Teatro Palladium: Ammaliata. Festa D' Africa Festival

 

Compagnia Divano Occidentale Orientale,
ETI-
I Teatri del Sacro (Federgat, C.E.I, ACEC),
 
Fondazione "Antonio Manes"

con il patrocinio della
 Presidenza della Regione Calabria

presentano

 

Ammaliata

Orchestra popolare per coro di sei voci e tre seggiole

 

 

 

composta e diretta

Giuseppe L. Bonifati

 

 

 

con


Luigi Tabita

Fabio Pappacena

Maurizio Semeraro
Roberta De Stefano

Adele Tirante
Neilson De Abreu Bispo Dos Santos

 

 

 

Da dove c'eravamo lasciati?

Dagli occhi caduti sul cuore,

dalle pupille rosse martoriate
tenute sull'orbita a difesa del cuore

 

 

La ricerca drammaturgica di "Ammaliata" è partita come una larga spirale di lingue con certe assonanze della Calabria, della Basilicata, della Campania e della Puglia, che arrivano dal mare, dalla montagna, a celebrare matrimoni di suoni, oscuri riti popolari. La messinscena non è spettacolo, non può esserlo soltanto. E' anche la volontà espressiva e pittorica del sottoscritto; di un un mondo, quello popolare, che dura ancora. "Ammaliata" è l'appellativo col quale viene designata una persona che è stata colta dal fascino a motivo della sua avvenenza o semplicemente per invidia. Esistono formule di scongiuro in grado di placare il fascino subito. Questi riti sono molto praticati in tutta la Calabria e fanno parte di un gruppo di credenze popolari ben più ampio, ancora in vita, strettamente legate ad una complessa simbologia mitico-religiosa presente tutt'oggi. Vi è comunque uno scarto da notarsi tra le vecchie e le nuove generazioni: un gap generazionale che ha prodotto una mancanza di valori, usi, costumi della cultura del popolo basso.

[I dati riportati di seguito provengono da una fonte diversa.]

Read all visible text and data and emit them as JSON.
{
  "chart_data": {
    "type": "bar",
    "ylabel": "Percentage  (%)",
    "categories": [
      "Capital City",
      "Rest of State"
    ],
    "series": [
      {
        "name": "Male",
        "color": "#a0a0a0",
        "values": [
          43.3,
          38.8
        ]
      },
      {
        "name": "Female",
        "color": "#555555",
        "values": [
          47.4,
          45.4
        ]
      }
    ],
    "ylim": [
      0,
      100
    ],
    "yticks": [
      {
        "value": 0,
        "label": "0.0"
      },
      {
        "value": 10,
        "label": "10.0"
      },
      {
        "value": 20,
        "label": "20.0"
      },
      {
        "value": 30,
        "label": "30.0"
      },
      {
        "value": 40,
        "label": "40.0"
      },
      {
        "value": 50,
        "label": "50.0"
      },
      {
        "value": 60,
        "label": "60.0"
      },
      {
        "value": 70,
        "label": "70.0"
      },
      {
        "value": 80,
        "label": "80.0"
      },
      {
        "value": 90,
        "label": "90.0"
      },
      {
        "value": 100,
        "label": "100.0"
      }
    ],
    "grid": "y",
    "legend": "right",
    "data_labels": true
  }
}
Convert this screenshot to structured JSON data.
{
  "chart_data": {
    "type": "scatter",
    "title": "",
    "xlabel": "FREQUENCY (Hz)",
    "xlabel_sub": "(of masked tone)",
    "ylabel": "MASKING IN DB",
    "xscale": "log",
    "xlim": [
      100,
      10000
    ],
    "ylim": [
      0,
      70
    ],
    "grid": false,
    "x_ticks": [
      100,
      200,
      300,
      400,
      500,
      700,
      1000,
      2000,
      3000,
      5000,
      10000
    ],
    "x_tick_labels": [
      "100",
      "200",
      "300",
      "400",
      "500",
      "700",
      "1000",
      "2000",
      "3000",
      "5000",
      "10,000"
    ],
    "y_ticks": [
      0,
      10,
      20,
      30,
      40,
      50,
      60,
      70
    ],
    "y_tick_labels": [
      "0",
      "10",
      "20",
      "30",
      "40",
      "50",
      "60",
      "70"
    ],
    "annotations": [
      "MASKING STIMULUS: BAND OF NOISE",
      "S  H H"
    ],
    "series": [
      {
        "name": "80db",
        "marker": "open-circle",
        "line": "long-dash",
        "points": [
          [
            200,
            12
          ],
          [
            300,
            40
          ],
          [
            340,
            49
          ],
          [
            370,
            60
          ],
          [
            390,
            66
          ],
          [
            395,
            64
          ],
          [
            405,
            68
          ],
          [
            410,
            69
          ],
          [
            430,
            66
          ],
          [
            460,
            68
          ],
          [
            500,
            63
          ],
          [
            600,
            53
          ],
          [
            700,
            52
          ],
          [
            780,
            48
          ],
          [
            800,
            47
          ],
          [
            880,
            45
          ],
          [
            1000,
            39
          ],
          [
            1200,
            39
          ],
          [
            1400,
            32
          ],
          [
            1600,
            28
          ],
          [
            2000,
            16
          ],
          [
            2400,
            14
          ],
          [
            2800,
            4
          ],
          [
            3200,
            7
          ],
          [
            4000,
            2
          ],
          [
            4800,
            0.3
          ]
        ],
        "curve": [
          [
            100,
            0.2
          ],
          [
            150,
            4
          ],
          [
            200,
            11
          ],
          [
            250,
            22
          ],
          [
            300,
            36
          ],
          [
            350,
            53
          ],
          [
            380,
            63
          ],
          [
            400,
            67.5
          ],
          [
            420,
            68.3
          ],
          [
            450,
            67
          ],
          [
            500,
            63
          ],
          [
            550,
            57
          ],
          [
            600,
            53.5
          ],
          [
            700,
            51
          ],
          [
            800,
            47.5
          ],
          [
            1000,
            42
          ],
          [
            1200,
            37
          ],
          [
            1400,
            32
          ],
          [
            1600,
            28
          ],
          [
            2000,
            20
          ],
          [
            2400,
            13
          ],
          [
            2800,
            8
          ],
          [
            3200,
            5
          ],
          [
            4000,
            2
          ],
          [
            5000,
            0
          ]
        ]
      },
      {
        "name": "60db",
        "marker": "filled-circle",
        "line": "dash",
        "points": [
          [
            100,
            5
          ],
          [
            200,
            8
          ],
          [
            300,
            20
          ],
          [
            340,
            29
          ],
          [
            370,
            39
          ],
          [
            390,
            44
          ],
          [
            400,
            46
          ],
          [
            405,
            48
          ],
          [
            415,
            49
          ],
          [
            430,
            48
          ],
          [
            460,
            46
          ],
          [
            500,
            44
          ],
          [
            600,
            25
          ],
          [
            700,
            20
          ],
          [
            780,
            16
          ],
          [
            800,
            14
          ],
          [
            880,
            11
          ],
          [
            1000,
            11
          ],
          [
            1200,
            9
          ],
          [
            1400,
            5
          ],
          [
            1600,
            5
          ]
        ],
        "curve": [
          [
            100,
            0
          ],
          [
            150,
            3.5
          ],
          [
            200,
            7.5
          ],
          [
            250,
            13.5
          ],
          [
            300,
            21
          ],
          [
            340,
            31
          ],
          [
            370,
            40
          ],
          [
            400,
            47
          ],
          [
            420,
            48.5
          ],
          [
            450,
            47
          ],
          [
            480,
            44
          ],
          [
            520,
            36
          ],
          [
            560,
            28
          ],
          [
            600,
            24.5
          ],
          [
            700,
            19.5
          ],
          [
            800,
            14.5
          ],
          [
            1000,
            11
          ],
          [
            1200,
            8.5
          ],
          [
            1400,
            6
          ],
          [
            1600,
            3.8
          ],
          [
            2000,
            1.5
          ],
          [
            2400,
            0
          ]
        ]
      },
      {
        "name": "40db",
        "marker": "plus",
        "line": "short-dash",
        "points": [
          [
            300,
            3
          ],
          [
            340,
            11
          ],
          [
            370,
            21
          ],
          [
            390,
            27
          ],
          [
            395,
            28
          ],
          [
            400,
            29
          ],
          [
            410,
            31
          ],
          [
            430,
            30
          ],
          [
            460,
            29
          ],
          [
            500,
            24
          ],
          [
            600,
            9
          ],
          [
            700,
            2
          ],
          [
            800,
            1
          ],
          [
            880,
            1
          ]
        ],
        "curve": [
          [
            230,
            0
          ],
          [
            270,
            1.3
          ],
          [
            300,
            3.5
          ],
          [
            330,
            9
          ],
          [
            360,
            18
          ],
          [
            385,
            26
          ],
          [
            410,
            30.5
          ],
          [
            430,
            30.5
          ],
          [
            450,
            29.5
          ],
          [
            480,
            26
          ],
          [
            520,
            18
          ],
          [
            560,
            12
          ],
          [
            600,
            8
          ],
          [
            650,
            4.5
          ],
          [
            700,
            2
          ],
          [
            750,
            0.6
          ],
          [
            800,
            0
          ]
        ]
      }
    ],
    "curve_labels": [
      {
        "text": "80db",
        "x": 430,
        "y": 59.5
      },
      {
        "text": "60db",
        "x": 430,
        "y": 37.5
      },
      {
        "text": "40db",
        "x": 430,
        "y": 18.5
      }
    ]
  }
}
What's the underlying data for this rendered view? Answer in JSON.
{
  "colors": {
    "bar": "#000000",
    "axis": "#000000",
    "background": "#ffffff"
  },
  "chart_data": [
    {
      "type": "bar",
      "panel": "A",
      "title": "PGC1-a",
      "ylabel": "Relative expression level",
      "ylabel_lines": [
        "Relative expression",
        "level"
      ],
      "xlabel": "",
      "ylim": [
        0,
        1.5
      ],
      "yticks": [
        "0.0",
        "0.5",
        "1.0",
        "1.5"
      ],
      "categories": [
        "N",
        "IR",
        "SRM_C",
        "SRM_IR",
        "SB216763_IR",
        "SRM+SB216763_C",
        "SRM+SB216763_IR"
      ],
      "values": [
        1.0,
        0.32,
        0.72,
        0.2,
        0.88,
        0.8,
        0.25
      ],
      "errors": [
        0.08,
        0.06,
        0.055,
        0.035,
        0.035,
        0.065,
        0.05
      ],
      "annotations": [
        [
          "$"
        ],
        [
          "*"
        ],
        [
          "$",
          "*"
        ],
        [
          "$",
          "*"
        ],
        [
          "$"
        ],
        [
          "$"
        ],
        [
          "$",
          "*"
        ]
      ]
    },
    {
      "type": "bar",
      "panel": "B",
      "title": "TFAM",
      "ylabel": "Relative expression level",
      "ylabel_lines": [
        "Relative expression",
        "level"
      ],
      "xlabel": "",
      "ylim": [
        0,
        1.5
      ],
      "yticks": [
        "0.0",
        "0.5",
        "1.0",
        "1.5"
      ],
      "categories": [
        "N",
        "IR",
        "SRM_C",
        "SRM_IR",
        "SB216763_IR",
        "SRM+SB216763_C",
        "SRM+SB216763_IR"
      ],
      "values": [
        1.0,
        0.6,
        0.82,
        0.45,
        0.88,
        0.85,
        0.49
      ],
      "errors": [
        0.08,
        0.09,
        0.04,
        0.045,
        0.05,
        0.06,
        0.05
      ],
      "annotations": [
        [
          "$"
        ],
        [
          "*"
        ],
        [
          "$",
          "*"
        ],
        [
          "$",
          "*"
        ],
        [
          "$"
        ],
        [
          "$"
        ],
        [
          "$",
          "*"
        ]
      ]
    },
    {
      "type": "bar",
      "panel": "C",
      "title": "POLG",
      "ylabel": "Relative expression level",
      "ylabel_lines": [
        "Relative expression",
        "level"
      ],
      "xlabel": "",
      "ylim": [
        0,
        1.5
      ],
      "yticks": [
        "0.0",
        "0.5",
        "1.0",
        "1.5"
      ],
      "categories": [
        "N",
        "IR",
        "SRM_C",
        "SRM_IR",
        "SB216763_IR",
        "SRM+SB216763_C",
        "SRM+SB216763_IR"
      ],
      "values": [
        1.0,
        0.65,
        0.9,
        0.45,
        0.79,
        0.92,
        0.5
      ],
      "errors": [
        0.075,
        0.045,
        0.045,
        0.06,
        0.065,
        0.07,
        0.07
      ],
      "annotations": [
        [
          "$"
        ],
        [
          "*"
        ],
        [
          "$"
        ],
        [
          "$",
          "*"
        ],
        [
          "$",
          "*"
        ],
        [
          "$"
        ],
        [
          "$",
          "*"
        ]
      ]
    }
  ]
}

Questo è dunque un motivo per riafferrare ricordi, immaginare parole per evocare ricordi: la nostalgia di sensazioni, in una sinfonia di vitalismi meridionali dove salta fuori ciò che è e ciò che più non è.

Alla base di questo lavoro sono dunque gli occhi.

 

 

 

(La Repubblica, Milano – Sara Chiappori)

Il mistero della seduzione mistica, le tradizioni popolari più arcaiche sospese tra sacro e profano, i canti, l' immaginario superstizioso e la simbologia di una religiosità che affonda le sue radici dentro una spiritualità quasi pagana. C' è tutto questo in Ammaliata. Tra antropologia e ricerca sul campo, questo lavoro della compagnia Divano Occidentale Orientale si presenta come un viaggio tra musica e parole sulle tracce dei riti popolari calabresi (ma anche lucani e pugliesi) nella forma di un rito iniziatico di possessione e liberazione.

 

 

(Delteatro.it – Andrea Porcheddu)
Potenti e possenti, "magare", sapienti, univano credenze popolari e misteri antichi, religione e dissacrazione. Il mal'occhio, allora, è il simbolo-sintomo di questa società cattolica e retriva. E proprio alle "fatture" guarda Ammaliata. Tutto si intreccia, infatti, in quella prima immagine che è aspra parodia e feroce denuncia, ossia i tre attori, possenti e istrionici, nei panni delle tre beghine: fazzoletto in testa, gonne nere, un dialetto aspro di un Sud generico e diffuso. Con una scrittura che è spesso felicemente poetica e in rima, si parla calabrese, si slitta verso il napoletano, si passa al siciliano e al pugliese o ancora al calabrese, in questo spettacolo dove si intrecciano folk e kitsch, il Bajon (ballato alla maniera di Silvana Mangano in uno strano film amato da Nanni Moretti) e le tarantule, De Simone e la Carpinese.

 

 

(TamburodiKattrin.it – Camilla Toso)
Il lavoro di Bonifati è divertente quanto accurato, la contaminazione di generi musicali, riti e danze diverse rende lo spettacolo omogeneo e caratteristico al contempo. Samba e taranta si alternano ai balli dei dervisci nordafricani. I canti tradizionali accompagnati dal bravissimo percussionista Antonio Merola, si alternano a un testo quasi completamente in versi. Intonato al ritmo, il testo si muove tra nenia, lamento e un rap supportato dalla rima baciata. Buona la performance degli attori, soprattutto Luigi Tabita nell'interpretazione della magara dallo sguardo penetrante. La scelta di dare a tre uomini

personaggi femminili accentua la parodia di una pièce che nasconde una profonda ricerca antropologica.

 


Spettacolo Vincitore del Bando di produzione  "ETI-I Teatri del Sacro 2009"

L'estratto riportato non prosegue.